Classic Models of Urban Structure
Geographers have spent over a century trying to describe how urban areas are organized internally. Three classic models show up in virtually every geography course.
The Burgess concentric zone model, developed in the 1920s, imagines a city as a series of rings radiating outward from a central business district. The innermost ring holds commercial activity, the next ring contains older housing and industry, and wealthier residential neighborhoods sit farther out. It’s a social model: it maps where different income groups tend to live relative to the center.
Homer Hoyt’s sector model refined this idea by recognizing that land use doesn’t always arrange itself in neat circles. Instead, similar types of development stretch outward in wedge-shaped sectors along transportation routes.
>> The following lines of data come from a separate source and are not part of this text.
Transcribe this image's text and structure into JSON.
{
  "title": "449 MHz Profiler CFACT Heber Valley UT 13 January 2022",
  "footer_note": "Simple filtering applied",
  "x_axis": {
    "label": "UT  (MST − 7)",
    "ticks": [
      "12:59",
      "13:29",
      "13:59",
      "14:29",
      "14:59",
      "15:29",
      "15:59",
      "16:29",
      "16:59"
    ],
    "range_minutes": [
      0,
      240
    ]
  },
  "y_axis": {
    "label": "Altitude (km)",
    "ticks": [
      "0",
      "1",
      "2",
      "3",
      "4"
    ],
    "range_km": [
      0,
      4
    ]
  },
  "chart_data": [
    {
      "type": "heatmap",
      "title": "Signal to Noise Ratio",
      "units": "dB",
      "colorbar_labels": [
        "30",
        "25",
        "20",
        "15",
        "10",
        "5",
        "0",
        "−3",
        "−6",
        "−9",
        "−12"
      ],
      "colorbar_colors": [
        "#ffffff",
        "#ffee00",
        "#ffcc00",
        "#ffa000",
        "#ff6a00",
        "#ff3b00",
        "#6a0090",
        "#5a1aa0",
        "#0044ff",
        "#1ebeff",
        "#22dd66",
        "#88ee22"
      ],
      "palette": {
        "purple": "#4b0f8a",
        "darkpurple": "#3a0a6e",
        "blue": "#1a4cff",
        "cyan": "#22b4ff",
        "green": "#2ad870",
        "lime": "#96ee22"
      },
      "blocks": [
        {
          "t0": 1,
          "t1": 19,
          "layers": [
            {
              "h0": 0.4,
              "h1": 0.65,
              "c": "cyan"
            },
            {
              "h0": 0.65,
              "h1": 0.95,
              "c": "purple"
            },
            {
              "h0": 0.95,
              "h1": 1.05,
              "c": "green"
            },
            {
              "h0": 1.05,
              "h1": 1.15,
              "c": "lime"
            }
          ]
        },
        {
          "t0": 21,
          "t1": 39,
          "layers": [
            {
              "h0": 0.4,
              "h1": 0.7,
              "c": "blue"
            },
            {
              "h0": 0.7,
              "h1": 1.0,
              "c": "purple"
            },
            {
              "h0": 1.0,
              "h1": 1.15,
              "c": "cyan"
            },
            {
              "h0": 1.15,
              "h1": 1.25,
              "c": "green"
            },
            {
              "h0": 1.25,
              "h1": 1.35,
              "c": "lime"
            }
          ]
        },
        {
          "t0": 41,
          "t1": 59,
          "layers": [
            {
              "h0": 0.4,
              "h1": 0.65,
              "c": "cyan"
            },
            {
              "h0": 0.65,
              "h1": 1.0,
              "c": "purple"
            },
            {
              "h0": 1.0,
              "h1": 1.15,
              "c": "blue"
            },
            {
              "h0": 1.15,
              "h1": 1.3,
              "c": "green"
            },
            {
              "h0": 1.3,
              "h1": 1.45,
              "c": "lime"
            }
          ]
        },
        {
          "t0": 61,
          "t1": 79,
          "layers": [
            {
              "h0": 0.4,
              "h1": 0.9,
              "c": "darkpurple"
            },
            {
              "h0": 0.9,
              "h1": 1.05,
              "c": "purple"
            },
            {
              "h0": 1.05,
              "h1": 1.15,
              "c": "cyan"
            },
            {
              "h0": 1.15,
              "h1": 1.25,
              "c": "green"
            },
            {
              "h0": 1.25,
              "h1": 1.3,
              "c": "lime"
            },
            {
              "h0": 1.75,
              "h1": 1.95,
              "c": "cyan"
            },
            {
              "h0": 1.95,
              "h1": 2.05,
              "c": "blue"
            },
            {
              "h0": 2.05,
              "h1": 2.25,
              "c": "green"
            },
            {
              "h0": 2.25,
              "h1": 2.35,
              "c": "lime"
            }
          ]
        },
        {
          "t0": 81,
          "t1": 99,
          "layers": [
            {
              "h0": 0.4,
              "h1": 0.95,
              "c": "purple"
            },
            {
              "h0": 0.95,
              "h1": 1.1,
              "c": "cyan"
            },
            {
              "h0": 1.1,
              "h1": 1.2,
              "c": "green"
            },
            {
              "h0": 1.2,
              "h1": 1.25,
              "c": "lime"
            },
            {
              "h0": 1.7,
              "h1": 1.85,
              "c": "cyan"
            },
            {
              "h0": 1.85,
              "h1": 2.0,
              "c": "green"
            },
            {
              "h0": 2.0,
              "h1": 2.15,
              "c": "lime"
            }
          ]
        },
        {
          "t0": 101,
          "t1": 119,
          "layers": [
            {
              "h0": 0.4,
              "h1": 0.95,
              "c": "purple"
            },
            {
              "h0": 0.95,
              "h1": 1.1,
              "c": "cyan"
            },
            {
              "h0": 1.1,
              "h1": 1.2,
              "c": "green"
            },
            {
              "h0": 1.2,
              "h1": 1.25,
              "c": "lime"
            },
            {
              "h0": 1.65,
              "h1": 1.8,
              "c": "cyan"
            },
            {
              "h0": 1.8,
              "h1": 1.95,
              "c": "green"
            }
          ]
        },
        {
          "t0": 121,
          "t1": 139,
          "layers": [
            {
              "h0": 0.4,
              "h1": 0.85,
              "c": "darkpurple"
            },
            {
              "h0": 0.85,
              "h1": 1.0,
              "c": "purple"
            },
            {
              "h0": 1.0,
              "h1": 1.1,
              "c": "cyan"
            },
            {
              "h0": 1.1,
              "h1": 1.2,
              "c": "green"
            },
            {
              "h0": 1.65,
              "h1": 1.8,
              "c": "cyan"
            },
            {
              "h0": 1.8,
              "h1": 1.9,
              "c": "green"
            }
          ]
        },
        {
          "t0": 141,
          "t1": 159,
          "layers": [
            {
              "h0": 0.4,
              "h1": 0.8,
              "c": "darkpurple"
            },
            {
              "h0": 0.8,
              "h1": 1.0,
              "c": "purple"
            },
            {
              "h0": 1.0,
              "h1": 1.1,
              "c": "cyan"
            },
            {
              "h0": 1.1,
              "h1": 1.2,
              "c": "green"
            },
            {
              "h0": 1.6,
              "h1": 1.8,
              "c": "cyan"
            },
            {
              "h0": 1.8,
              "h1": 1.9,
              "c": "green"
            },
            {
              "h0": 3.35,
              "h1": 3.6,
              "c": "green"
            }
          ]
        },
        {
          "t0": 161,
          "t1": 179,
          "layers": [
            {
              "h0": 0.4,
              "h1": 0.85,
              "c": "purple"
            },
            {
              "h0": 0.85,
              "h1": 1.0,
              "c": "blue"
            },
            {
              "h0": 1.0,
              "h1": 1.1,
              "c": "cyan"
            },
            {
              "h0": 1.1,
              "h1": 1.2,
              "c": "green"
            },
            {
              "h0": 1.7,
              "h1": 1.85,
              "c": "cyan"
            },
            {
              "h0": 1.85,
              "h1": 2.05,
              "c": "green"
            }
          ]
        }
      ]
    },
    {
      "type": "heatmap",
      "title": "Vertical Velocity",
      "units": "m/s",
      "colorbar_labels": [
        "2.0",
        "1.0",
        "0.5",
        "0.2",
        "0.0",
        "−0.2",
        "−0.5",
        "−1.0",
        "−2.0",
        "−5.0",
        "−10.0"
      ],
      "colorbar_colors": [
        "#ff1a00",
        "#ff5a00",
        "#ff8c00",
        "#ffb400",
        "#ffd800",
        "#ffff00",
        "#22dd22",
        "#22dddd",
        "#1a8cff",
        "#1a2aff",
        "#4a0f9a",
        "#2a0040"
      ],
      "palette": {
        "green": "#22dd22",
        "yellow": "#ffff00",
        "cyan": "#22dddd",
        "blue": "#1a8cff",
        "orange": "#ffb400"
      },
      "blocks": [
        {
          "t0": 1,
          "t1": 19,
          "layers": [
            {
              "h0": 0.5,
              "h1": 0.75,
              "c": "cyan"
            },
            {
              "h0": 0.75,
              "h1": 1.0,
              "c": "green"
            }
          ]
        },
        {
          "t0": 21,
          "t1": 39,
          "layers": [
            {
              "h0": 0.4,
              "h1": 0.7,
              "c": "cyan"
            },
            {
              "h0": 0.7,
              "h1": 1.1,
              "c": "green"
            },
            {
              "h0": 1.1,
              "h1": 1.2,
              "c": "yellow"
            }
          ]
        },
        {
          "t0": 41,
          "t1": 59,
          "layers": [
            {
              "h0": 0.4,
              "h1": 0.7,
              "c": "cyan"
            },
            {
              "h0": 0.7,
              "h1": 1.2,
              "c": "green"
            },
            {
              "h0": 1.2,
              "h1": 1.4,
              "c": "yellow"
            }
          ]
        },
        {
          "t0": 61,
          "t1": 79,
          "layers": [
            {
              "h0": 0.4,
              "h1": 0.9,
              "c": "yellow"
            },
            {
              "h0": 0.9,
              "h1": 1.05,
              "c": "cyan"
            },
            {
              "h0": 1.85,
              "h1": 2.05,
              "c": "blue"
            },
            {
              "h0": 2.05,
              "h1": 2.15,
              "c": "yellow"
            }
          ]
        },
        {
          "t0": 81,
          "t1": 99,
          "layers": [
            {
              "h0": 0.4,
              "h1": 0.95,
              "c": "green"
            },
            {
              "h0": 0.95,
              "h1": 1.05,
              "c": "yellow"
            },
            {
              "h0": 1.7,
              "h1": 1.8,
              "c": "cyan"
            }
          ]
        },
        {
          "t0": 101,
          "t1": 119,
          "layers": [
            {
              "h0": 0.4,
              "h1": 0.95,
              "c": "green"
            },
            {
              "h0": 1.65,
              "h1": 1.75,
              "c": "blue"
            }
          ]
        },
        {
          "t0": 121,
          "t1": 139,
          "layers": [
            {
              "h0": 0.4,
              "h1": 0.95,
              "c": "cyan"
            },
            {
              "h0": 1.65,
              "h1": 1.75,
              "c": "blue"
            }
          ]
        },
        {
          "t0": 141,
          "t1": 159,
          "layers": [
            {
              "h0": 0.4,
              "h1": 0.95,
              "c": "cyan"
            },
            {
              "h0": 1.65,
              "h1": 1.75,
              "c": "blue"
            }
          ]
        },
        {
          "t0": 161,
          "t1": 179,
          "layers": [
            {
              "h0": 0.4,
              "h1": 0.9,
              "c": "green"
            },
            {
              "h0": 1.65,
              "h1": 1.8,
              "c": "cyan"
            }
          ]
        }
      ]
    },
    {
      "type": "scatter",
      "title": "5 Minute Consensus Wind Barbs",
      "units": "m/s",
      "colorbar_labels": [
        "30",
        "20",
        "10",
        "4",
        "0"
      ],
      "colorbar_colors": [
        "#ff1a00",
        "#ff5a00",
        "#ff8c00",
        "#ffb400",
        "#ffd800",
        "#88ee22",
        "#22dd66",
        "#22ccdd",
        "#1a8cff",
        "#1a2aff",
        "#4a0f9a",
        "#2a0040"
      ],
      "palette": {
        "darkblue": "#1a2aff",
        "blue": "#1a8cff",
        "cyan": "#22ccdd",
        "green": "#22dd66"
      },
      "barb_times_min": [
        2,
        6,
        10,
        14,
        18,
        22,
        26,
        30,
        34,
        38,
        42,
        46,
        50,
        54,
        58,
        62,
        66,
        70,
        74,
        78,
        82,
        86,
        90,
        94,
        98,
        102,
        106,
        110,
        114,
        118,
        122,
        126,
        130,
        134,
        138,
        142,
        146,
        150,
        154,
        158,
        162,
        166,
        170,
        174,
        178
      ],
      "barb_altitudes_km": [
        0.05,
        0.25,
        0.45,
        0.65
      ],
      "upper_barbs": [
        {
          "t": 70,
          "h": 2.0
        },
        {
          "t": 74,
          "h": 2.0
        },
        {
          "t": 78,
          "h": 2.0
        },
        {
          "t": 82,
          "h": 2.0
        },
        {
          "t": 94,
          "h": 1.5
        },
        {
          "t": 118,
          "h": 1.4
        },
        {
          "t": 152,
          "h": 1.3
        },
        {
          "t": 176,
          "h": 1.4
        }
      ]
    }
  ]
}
A corridor of industrial use might follow a railroad line, while wealthier neighborhoods extend along a scenic highway.
The Harris and Ullman multiple nuclei model goes further, acknowledging that many cities don’t revolve around a single center at all. Instead, different clusters of activity (a university district, an airport zone, a suburban office park) each act as their own mini-centers, pulling development around them. This model reflects the reality of modern cities, where a downtown core is just one of many hubs.
The Space Between Urban and Rural
One of the trickiest parts of defining “urban” is that the boundary with rural land is rarely sharp. Most cities are surrounded by transitional zones where development gradually thins out. Geographers call these peri-urban areas, and they blend characteristics of both: you might find a new housing subdivision next to a working farm, or a warehouse district alongside open fields.
Edge cities are another feature of this in-between space. These are large concentrations of office buildings, retail, and employment that develop outside a traditional downtown, often near highway interchanges. They function like urban centers but sit within what was recently suburban or rural land. The existence of these transitional zones is one reason geographers increasingly think of urban and rural not as a binary but as a continuum, with many gradations in between.
Why the Definition Matters
How a country defines “urban” has real consequences. Government funding, infrastructure investment, political representation, and public services often depend on whether an area is classified as urban or rural. A place that falls just below the population threshold might miss out on transit funding or housing programs designed for cities. Researchers tracking global trends also need consistent definitions to make meaningful comparisons. If one country counts towns of 2,000 as urban and another sets the bar at 50,000, their urbanization rates look very different even if conditions on the ground are similar.
As of 2025, cities are home to about 45 percent of the world’s 8.2 billion people, with that share projected to keep climbing through 2050. Understanding what “urban” means in geography is really understanding where most of humanity now lives and how that built environment is organized, measured, and governed.